I picked up Charles Yu’s How to Live Safely in a Science Fictional Universe yesterday and I’ve just been plowing through it. A passage from early on in the book:
The earliest memory I have of my own dad is the two of us, sitting on my bed as he reads me a book we have checked out from the local library. I am three. I don’t remember what the story is, or even the title of the book. I don’t remember what he’s wearing, or if my room’s messy. What I do remember is the way I fit between his right arm and his body, and the way his neck and the underside of his chin look in the soft yellow light of my lamp, which has a cloth lampshade, light blue, covered by an alternating pattern of robots and spaceships.
This is what I remember: (i) the little pocket of space he creates for me, (ii) how it is enough, (iii) the sound of his voice, (iv) the way those spaceships look, shot through from behind with light, so that every stitch in the fabric of the surface is a hole and a source, a point and an absence, a coordinate in the ship’s celestial navigation, (v) how the bed feels like a little spaceship itself.

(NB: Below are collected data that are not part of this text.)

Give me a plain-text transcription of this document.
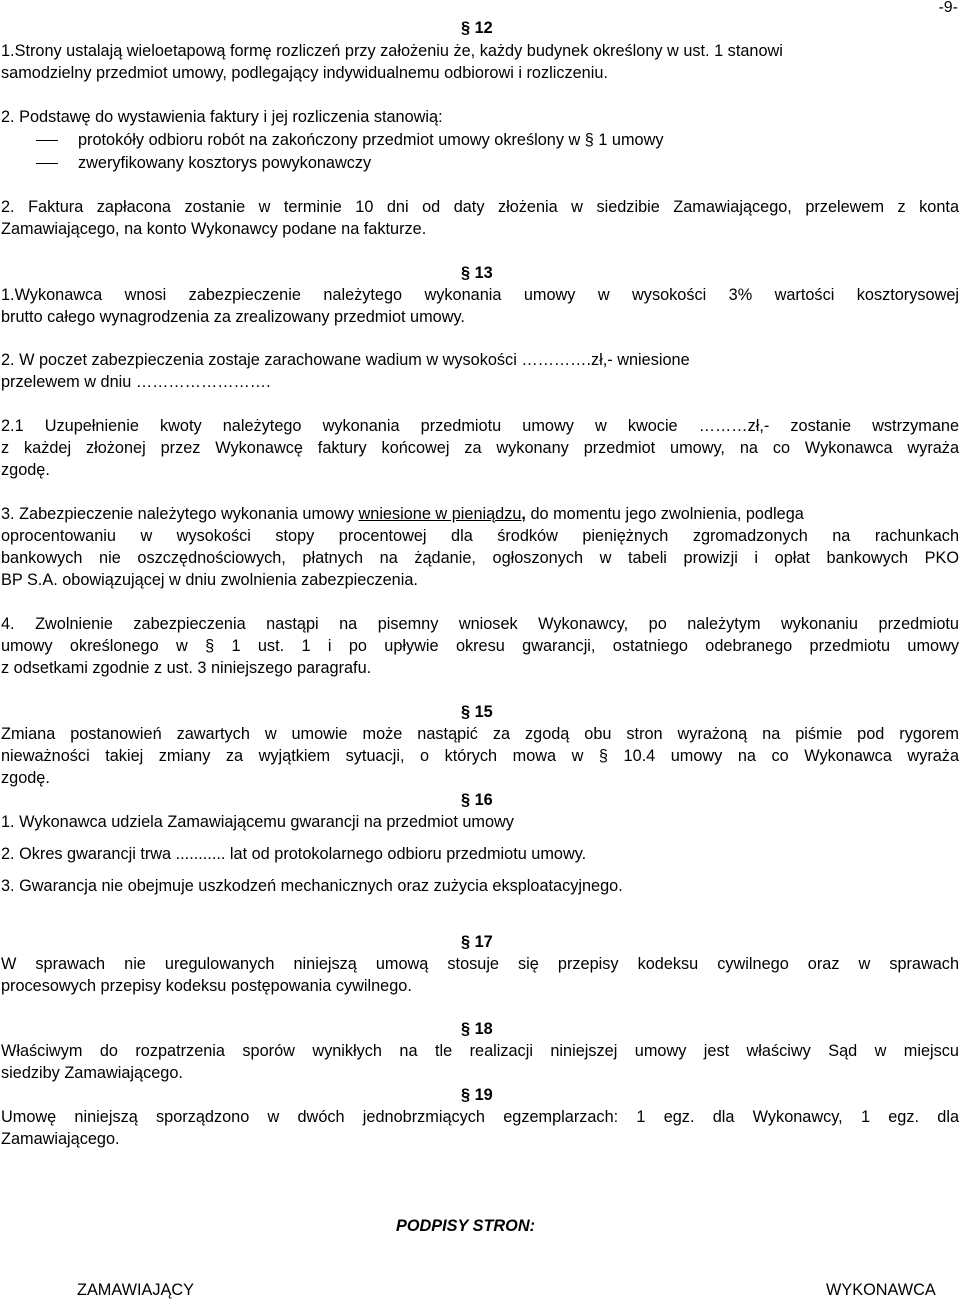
-9-
§ 12
1.Strony ustalają wieloetapową formę rozliczeń przy założeniu że, każdy budynek określony w ust. 1 stanowi
samodzielny przedmiot umowy, podlegający indywidualnemu odbiorowi i rozliczeniu.
2. Podstawę do wystawienia faktury i jej rozliczenia stanowią:
protokóły odbioru robót na zakończony przedmiot umowy określony w § 1 umowy
zweryfikowany kosztorys powykonawczy
2. Faktura zapłacona zostanie w terminie 10 dni od daty złożenia w siedzibie Zamawiającego, przelewem z konta
Zamawiającego, na konto Wykonawcy podane na fakturze.
§ 13
1.Wykonawca wnosi zabezpieczenie należytego wykonania umowy w wysokości 3% wartości kosztorysowej
brutto całego wynagrodzenia za zrealizowany przedmiot umowy.
2. W poczet zabezpieczenia zostaje zarachowane wadium w wysokości ………….zł,- wniesione
przelewem w dniu …………………….
2.1 Uzupełnienie kwoty należytego wykonania przedmiotu umowy w kwocie ………zł,- zostanie wstrzymane
z każdej złożonej przez Wykonawcę faktury końcowej za wykonany przedmiot umowy, na co Wykonawca wyraża
zgodę.
3. Zabezpieczenie należytego wykonania umowy wniesione w pieniądzu, do momentu jego zwolnienia, podlega
oprocentowaniu w wysokości stopy procentowej dla środków pieniężnych zgromadzonych na rachunkach
bankowych nie oszczędnościowych, płatnych na żądanie, ogłoszonych w tabeli prowizji i opłat bankowych PKO
BP S.A. obowiązującej w dniu zwolnienia zabezpieczenia.
4. Zwolnienie zabezpieczenia nastąpi na pisemny wniosek Wykonawcy, po należytym wykonaniu przedmiotu
umowy określonego w § 1 ust. 1 i po upływie okresu gwarancji, ostatniego odebranego przedmiotu umowy
z odsetkami zgodnie z ust. 3 niniejszego paragrafu.
§ 15
Zmiana postanowień zawartych w umowie może nastąpić za zgodą obu stron wyrażoną na piśmie pod rygorem
nieważności takiej zmiany za wyjątkiem sytuacji, o których mowa w § 10.4 umowy na co Wykonawca wyraża
zgodę.
§ 16
1. Wykonawca udziela Zamawiającemu gwarancji na przedmiot umowy
2. Okres gwarancji trwa ........... lat od protokolarnego odbioru przedmiotu umowy.
3. Gwarancja nie obejmuje uszkodzeń mechanicznych oraz zużycia eksploatacyjnego.
§ 17
W sprawach nie uregulowanych niniejszą umową stosuje się przepisy kodeksu cywilnego oraz w sprawach
procesowych przepisy kodeksu postępowania cywilnego.
§ 18
Właściwym do rozpatrzenia sporów wynikłych na tle realizacji niniejszej umowy jest właściwy Sąd w miejscu
siedziby Zamawiającego.
§ 19
Umowę niniejszą sporządzono w dwóch jednobrzmiących egzemplarzach: 1 egz. dla Wykonawcy, 1 egz. dla
Zamawiającego.
PODPISY STRON:
ZAMAWIAJĄCY	WYKONAWCA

People rent time machines.
They think they can change the past.
Then they get there and find out causality doesn’t work the way they thought it did. They get stuck, stuck in places they didn’t mean to go, in places they did mean to go, in places they shouldn’t have tried to go. They get into trouble. Logical, metaphysical, etc.
That’s where I come in. I go and get them out.
I tell people: I have a job, and I have job security.
I have a job because I know how to fix the cooling module on the quantum decoherence engine of the TM-31. That’s the reason I have a job.
But the reason I have job security is that people have no idea how to make themselves happy. Even with a time machine. I have job security because what the customer wants, when you get right down to it, is to relive his worst moment, over and over and over again. Willing to pay a lot of money to do it, too.